Poetic Investigations

Tom D'Evelyn on Poetry and Its Others (philosophy, theology, poetics)

Aphorisms

29 September 2014 I want to ask “How do poems think?” But I doubt that will mean anything to people who think they think.

 

26 September 2014 To learn a poem is to learn to speak it wholly in time, all sounds and silences proportionate, as it just hangs there.

 

18 September 2014: Observe the distinction between being and beings: preserve the precincts of the fertile void, the fluid matrix

21 July 2014: Priests and professors expect to have the last word. Which may be forgiven the professor. #Onionskinaphorism

21 July 2014: Creation and the word crisscross in theology. In poetry? #Onionskinaphorism

20 July 2014: Broaching ideas in public is inadvisable. It is highly offensive to those easily confused by words. True, most opinions are errant nonsense.
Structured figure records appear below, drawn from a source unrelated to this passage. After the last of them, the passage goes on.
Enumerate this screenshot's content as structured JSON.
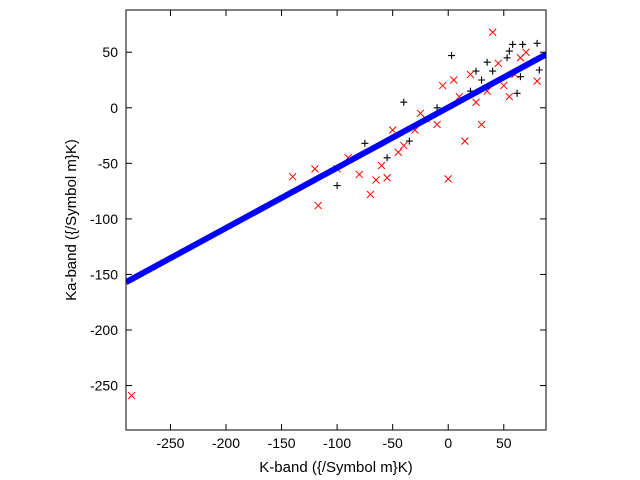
{
  "chart_data": {
    "type": "scatter",
    "title": "",
    "xlabel": "K-band ({/Symbol m}K)",
    "ylabel": "Ka-band ({/Symbol m}K)",
    "xlim": [
      -290,
      88
    ],
    "ylim": [
      -290,
      88
    ],
    "xticks": [
      -250,
      -200,
      -150,
      -100,
      -50,
      0,
      50
    ],
    "yticks": [
      -250,
      -200,
      -150,
      -100,
      -50,
      0,
      50
    ],
    "xtick_labels": [
      "-250",
      "-200",
      "-150",
      "-100",
      "-50",
      "0",
      "50"
    ],
    "ytick_labels": [
      "-250",
      "-200",
      "-150",
      "-100",
      "-50",
      "0",
      "50"
    ],
    "grid": false,
    "legend": "none",
    "series": [
      {
        "marker": "plus",
        "color": "#000000",
        "points": [
          [
            3,
            47
          ],
          [
            58,
            57
          ],
          [
            55,
            51
          ],
          [
            67,
            57
          ],
          [
            35,
            41
          ],
          [
            53,
            45
          ],
          [
            80,
            58
          ],
          [
            25,
            33
          ],
          [
            82,
            34
          ],
          [
            65,
            28
          ],
          [
            62,
            13
          ],
          [
            -40,
            5
          ],
          [
            -75,
            -32
          ],
          [
            -55,
            -45
          ],
          [
            -100,
            -70
          ],
          [
            -35,
            -30
          ],
          [
            20,
            15
          ],
          [
            40,
            33
          ],
          [
            -10,
            0
          ],
          [
            30,
            25
          ]
        ]
      },
      {
        "marker": "x",
        "color": "#ff0000",
        "points": [
          [
            -285,
            -259
          ],
          [
            -117,
            -88
          ],
          [
            -70,
            -78
          ],
          [
            -55,
            -63
          ],
          [
            0,
            -64
          ],
          [
            -140,
            -62
          ],
          [
            40,
            68
          ],
          [
            -50,
            -20
          ],
          [
            -20,
            -10
          ],
          [
            10,
            10
          ],
          [
            35,
            15
          ],
          [
            60,
            30
          ],
          [
            80,
            24
          ],
          [
            -60,
            -52
          ],
          [
            -40,
            -34
          ],
          [
            -80,
            -60
          ],
          [
            -100,
            -55
          ],
          [
            -5,
            20
          ],
          [
            25,
            5
          ],
          [
            45,
            40
          ],
          [
            -30,
            -20
          ],
          [
            15,
            -30
          ],
          [
            -10,
            -15
          ],
          [
            55,
            10
          ],
          [
            70,
            50
          ],
          [
            -120,
            -55
          ],
          [
            -90,
            -45
          ],
          [
            5,
            25
          ],
          [
            30,
            -15
          ],
          [
            50,
            20
          ],
          [
            -25,
            -5
          ],
          [
            -45,
            -40
          ],
          [
            65,
            45
          ],
          [
            20,
            30
          ],
          [
            -65,
            -65
          ]
        ]
      }
    ],
    "fit_line": {
      "color": "#0000ff",
      "x": [
        -290,
        88
      ],
      "y": [
        -157,
        48
      ]
    }
  }
}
10 May 2014: When I read a poem, I listen for songlines that lead me to the great, ever-fresh distinction: matter is alive with form; God is formless.

 

8 May 2014: To be mindful is to contemplate the seemingly impossible community of God and man.
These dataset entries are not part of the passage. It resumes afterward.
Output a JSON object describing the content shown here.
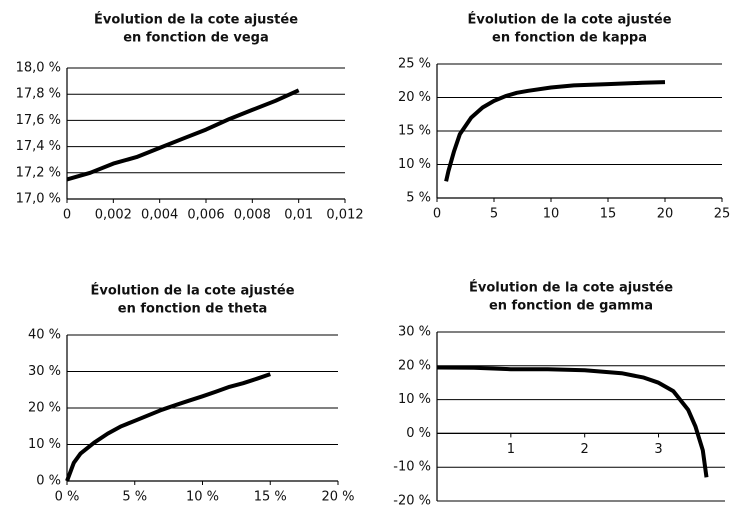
{
  "chart_data": [
    {
      "type": "line",
      "title": [
        "Évolution de la cote ajustée",
        "en fonction de vega"
      ],
      "x": [
        0,
        0.001,
        0.002,
        0.003,
        0.004,
        0.005,
        0.006,
        0.007,
        0.008,
        0.009,
        0.01
      ],
      "values": [
        17.15,
        17.2,
        17.27,
        17.32,
        17.39,
        17.46,
        17.53,
        17.61,
        17.68,
        17.75,
        17.83
      ],
      "color": "#000000",
      "grid": true,
      "xlim": [
        0,
        0.012
      ],
      "xticks": [
        0,
        {
          "value": 0.002,
          "label": "0,002"
        },
        {
          "value": 0.004,
          "label": "0,004"
        },
        {
          "value": 0.006,
          "label": "0,006"
        },
        {
          "value": 0.008,
          "label": "0,008"
        },
        {
          "value": 0.01,
          "label": "0,01"
        },
        {
          "value": 0.012,
          "label": "0,012"
        }
      ],
      "ylim": [
        17.0,
        18.0
      ],
      "yticks": [
        {
          "value": 17.0,
          "label": "17,0 %"
        },
        {
          "value": 17.2,
          "label": "17,2 %"
        },
        {
          "value": 17.4,
          "label": "17,4 %"
        },
        {
          "value": 17.6,
          "label": "17,6 %"
        },
        {
          "value": 17.8,
          "label": "17,8 %"
        },
        {
          "value": 18.0,
          "label": "18,0 %"
        }
      ]
    },
    {
      "type": "line",
      "title": [
        "Évolution de la cote ajustée",
        "en fonction de kappa"
      ],
      "x": [
        0.8,
        1,
        1.5,
        2,
        3,
        4,
        5,
        6,
        7,
        8,
        10,
        12,
        15,
        18,
        20
      ],
      "values": [
        7.5,
        9,
        12,
        14.5,
        17,
        18.5,
        19.5,
        20.2,
        20.7,
        21,
        21.5,
        21.8,
        22,
        22.2,
        22.3
      ],
      "color": "#000000",
      "grid": true,
      "xlim": [
        0,
        25
      ],
      "xticks": [
        0,
        5,
        10,
        15,
        20,
        25
      ],
      "ylim": [
        5,
        25
      ],
      "yticks": [
        {
          "value": 5,
          "label": "5 %"
        },
        {
          "value": 10,
          "label": "10 %"
        },
        {
          "value": 15,
          "label": "15 %"
        },
        {
          "value": 20,
          "label": "20 %"
        },
        {
          "value": 25,
          "label": "25 %"
        }
      ]
    },
    {
      "type": "line",
      "title": [
        "Évolution de la cote ajustée",
        "en fonction de theta"
      ],
      "x": [
        0,
        0.5,
        1,
        2,
        3,
        4,
        5,
        6,
        7,
        8,
        9,
        10,
        11,
        12,
        13,
        14,
        15
      ],
      "values": [
        0,
        5,
        7.5,
        10.5,
        13,
        15,
        16.5,
        18,
        19.5,
        20.8,
        22,
        23.2,
        24.5,
        25.8,
        26.8,
        28,
        29.3
      ],
      "color": "#000000",
      "grid": true,
      "xlim": [
        0,
        20
      ],
      "xticks": [
        {
          "value": 0,
          "label": "0 %"
        },
        {
          "value": 5,
          "label": "5 %"
        },
        {
          "value": 10,
          "label": "10 %"
        },
        {
          "value": 15,
          "label": "15 %"
        },
        {
          "value": 20,
          "label": "20 %"
        }
      ],
      "ylim": [
        0,
        40
      ],
      "yticks": [
        {
          "value": 0,
          "label": "0 %"
        },
        {
          "value": 10,
          "label": "10 %"
        },
        {
          "value": 20,
          "label": "20 %"
        },
        {
          "value": 30,
          "label": "30 %"
        },
        {
          "value": 40,
          "label": "40 %"
        }
      ]
    },
    {
      "type": "line",
      "title": [
        "Évolution de la cote ajustée",
        "en fonction de gamma"
      ],
      "x": [
        0,
        0.5,
        1,
        1.5,
        2,
        2.5,
        2.8,
        3,
        3.2,
        3.4,
        3.5,
        3.6,
        3.65
      ],
      "values": [
        19.5,
        19.4,
        19,
        19,
        18.7,
        17.8,
        16.5,
        15,
        12.5,
        7,
        2,
        -5,
        -13
      ],
      "color": "#000000",
      "grid": true,
      "xlim": [
        0,
        3.9
      ],
      "xticks": [
        1,
        2,
        3
      ],
      "ylim": [
        -20,
        30
      ],
      "yticks": [
        {
          "value": -20,
          "label": "-20 %"
        },
        {
          "value": -10,
          "label": "-10 %"
        },
        {
          "value": 0,
          "label": "0 %"
        },
        {
          "value": 10,
          "label": "10 %"
        },
        {
          "value": 20,
          "label": "20 %"
        },
        {
          "value": 30,
          "label": "30 %"
        }
      ]
    }
  ]
}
THIS PAGE IS BEING WORKED ON

Perhaps writers grow tired of themselves. They look at the page and it doesn’t help unless they can do a little editing.

The often thankless task of thinking about poems always involves an aporia: is it true as many believe that a poem is not meant to think?

We do NOT have it in our power to begin the world over again, pace Thomas Paine, Bill Moyers, Chris Matthews et al.

Split vision: the distinction between origination and objects; the process of understanding, which transcends the subject (June 23, 2014)

Poetry is a happening–a sudden opening toward what Desmond calls the intimate strangeness of being.

Let us have peace between us, my soul, I accept the distant look in your eyes as excitement to see me.

.

The creative act exposes self to the other of creation, to which self must yield if the act is to result in artwork.

When I read a poem, I listen for songlines that lead me to the great, ever-fresh distinction: matter is alive with form; God is formless.

To be mindful is to contemplate the seemingly impossible community of God and man.